I can’t be sure, since it’s hard to guess the motivations of a woman in her 50s who is wearing a clingy sweater, leggings and knee-high furry boots. Her decor was no match for the restaurant’s, however. Picture your favorite lobster shack, add some Hawaiian murals and Mexican art and plop the whole thing down in a quiet residential neighborhood. Oh, and in anticipation of Valentine’s Day, Cupid had puked on the place, after a dinner of red balloons and construction paper hearts. Our prix fix menu matched the walls as well as anything could; options included lobster bisque, baked ziti, fajitas and cheesecake.

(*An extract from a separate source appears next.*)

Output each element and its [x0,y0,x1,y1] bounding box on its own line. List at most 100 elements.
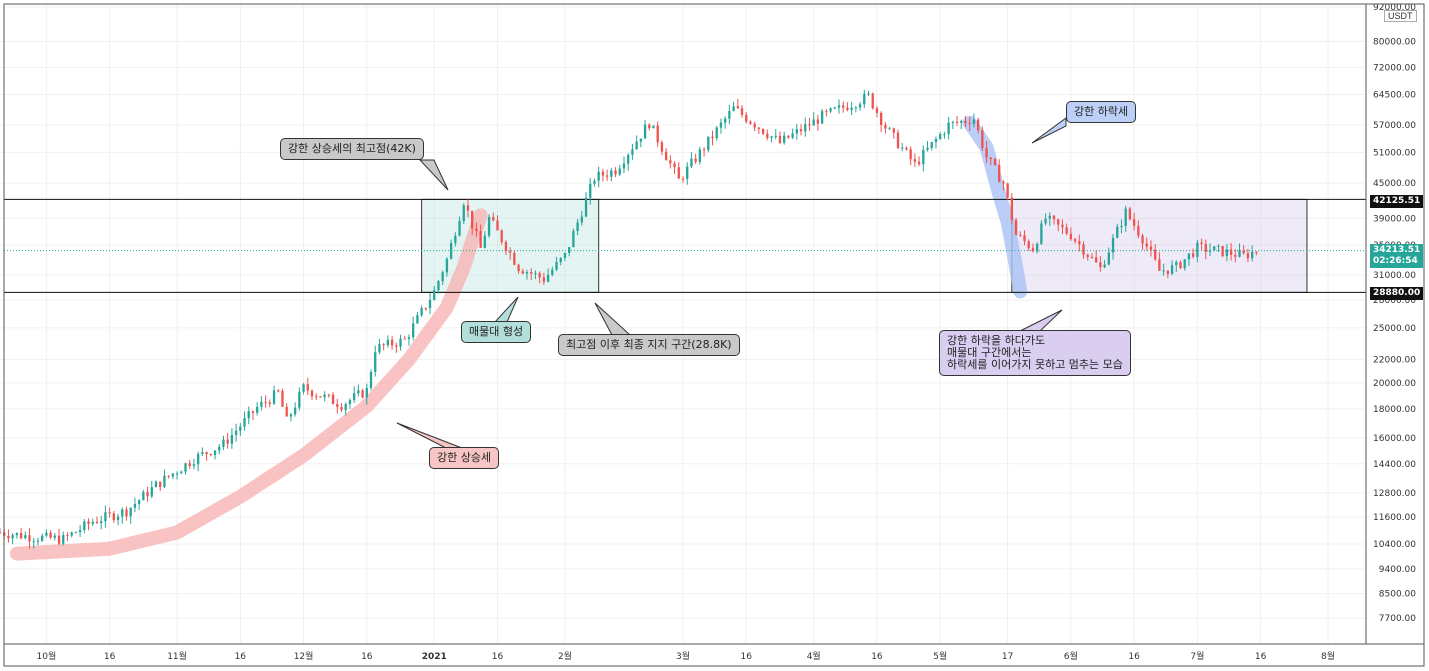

Given the ambiance, it’s no wonder that the bartender seemed surprised to have a customer. He gushed appreciation when I threw a dollar in the tip jar. (Sidenote on tip jars: Make sure your server is looking when you tip. I once tipped while a ice cream clerk’s back was turned, and my companion convinced me that, in order to get credit, I should pull the money back out of the jar and put it in again. You can guess at what point in that process the clerk turned around.)

After obtaining my beer, I joined the only occupied table in our private area, at which four women were already seated and complaining about men generally and their absence from this event specifically (is there something contradictory about that?). But a male soon joined us and started off the conversation on an awesome note. In response to the very first question he was asked–something about whether he was from the area–he announced, “My great aunt is a very famous psychic. Not one of those crazy fake ones–a real psychic detective.”

Unfortunately, I didn’t have time to hear more, as we had to keep moving, between courses of the meal and to keep the gender balance reasonably even. The age balance was pretty hopeless–only one guy my age, but several my parents’ age (a word of advice to those guys: jokes about your erectile dysfunction are not hot).

Maybe it was just a conditioned response to scarcity, but I was kind of into the guy my age, until he proved that silly icebreakers can actually tell you quite a lot about a person. Dinner was over and a group of us were finishing our drinks and entertaining ourselves with the conversation questions supplied by the organizer. We were listing our favorite possessions and when it was his turn, he said, “my vaporizer.” The elderly and straight-edge in the group (i.e., everyone except me) assumed that he had some kind of painful sinus condition until he explained that vaporizers are how the young’uns smoke the marijuana these days.

Ok, so he’s a pothead, I thought. Not a good sign, but not a total dealbreaker. Then we moved on to “What do you most appreciate about your life right now?” “My career” was a popular answer, with “friends” and “freedom” among the other responses.

Young guy went last. “Being single,” he said. “I was in a three-year relationship and it was very special, but I’m just loving being single, you know, so I get to come to events like this.”

Near-silence ensued, as we put on our coats and headed for home, all wondering the same thing: what had gone so terribly wrong in this attractive, normal-seeming young man’s life that a mediocre dinner in the world’s tackiest restaurant with a bunch of weird old single people was a highlight?

My money’s on the pot, but I guess only my new friend’s great-aunt knows for sure.